I'm no angel. If your shoes are ugly I'll pass judgement. If you chew gum with vigour, or spit in the street, I'll look sideways. But when it comes to baby names the sky's the limit. Go for your life.
When I was in the hospital after having my son Ted, one of the nurses told me they'd just had a baby in the ward called Awesome. Well, why not? It's a lot to live up to kid - but you had your mum and dad convinced from day one.
The thing about baby names is that they mean something different to everyone who hears them. I live in the Northern Rivers of New South Wales, and trust me it's peak weird baby name territory, I've heard them all.
But no matter how strange they are, the kids own them. And the more you hear them shouted in the playground the less strange they seem.
My husband wanted to call our son Ted. At the time I thought it was a bit inconsequential, maybe even too friendly, it was also the name of an inappropriate sweary bear movie star.

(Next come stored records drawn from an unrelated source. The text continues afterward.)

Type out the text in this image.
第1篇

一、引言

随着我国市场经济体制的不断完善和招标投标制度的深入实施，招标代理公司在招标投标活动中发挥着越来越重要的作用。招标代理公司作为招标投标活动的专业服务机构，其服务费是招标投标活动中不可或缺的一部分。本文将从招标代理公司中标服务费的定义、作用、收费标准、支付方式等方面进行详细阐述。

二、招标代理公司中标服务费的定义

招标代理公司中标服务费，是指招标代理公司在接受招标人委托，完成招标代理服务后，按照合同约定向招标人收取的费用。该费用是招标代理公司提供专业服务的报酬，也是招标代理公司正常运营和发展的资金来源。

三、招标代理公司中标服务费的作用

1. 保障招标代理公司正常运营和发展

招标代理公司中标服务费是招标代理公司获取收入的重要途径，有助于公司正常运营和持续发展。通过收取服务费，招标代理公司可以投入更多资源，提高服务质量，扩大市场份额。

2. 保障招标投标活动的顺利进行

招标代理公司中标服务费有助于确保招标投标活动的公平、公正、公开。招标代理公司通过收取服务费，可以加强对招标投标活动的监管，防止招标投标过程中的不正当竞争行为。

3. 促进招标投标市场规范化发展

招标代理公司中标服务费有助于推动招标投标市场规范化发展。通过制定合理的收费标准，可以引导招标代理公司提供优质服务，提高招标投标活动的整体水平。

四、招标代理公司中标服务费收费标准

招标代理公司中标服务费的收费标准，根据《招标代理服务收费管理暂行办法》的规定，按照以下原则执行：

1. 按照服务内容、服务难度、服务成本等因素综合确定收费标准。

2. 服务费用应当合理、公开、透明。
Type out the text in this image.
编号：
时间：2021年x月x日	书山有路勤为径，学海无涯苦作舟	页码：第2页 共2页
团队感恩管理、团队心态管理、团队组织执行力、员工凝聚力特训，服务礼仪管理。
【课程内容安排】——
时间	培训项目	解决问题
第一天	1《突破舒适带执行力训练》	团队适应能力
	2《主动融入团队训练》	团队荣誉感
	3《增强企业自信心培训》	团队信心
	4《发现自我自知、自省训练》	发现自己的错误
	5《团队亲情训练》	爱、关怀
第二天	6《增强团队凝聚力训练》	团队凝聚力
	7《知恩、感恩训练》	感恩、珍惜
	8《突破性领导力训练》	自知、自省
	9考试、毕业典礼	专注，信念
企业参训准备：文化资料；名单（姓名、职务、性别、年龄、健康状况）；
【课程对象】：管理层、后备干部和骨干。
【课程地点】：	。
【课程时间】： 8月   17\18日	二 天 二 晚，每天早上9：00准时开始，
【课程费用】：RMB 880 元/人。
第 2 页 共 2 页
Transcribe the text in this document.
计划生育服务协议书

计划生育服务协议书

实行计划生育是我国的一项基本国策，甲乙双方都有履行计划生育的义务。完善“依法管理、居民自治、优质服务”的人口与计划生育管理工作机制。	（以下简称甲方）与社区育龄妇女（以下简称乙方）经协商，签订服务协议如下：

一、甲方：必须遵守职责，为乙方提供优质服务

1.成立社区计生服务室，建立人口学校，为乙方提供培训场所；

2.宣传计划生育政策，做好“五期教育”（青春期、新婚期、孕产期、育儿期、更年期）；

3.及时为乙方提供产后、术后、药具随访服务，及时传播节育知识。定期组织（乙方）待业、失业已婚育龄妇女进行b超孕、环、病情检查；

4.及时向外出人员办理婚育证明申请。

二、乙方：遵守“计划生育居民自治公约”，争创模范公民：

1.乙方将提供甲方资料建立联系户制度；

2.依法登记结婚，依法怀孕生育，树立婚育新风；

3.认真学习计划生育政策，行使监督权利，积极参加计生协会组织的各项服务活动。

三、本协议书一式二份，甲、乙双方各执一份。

I liked grander names. Not posh names, but monikers with a little gravitas. So we went for Ted with the much more important sounding Edmund as his "real" name.
You might think that's a mouldy old name, but it makes me think of one of my heroes, Edmund Hillary, a kiwi like me, who achieved an incredible feat, unlike me, by climbing Mount Everest and living with that fame with inspiring humility. It's also the name of the first Prime Minister of my favourite country in the world, Australia (although he was popularly known as Toby, don't ask me why).
I have a friend called Deb Darby and I love the alliteration of that name. I never call her Deb, I always call her Deb Darby. So when I had my daughter I wanted a hard G name to go with her surname.
For five minutes I thought about Gertie, I pictured her as a reporter in a hectic war zone as the newsreader crossed to her saying "we go now to Gertie Gyngell who's on the scene in Kandahar, Gertie are the bombs still raining down where you are?" I chickened out.
One style of names I'd always liked was the clunky duchess genre, you know, Edith, Agatha, Florence and friends. And that's how I arrived at Gwendolen.
It's also the name of two of my favourite characters in literature. Gwendolen Grandcourt, the glamorous gambler who gets revenge on her heartless husband in the best way. And Gwendolen Fairfax, who never travels without her diary because "one should always have something sensational to read on the train".
My mum and my mother-in-law were not convinced. But as my obstetrician told me, they had their turn.
So here I am with a Ted, and a Gwen, and If you're not wearing crocs I'm not judging you.
Leila McKinnon is a Channel 9 presenter and reporter.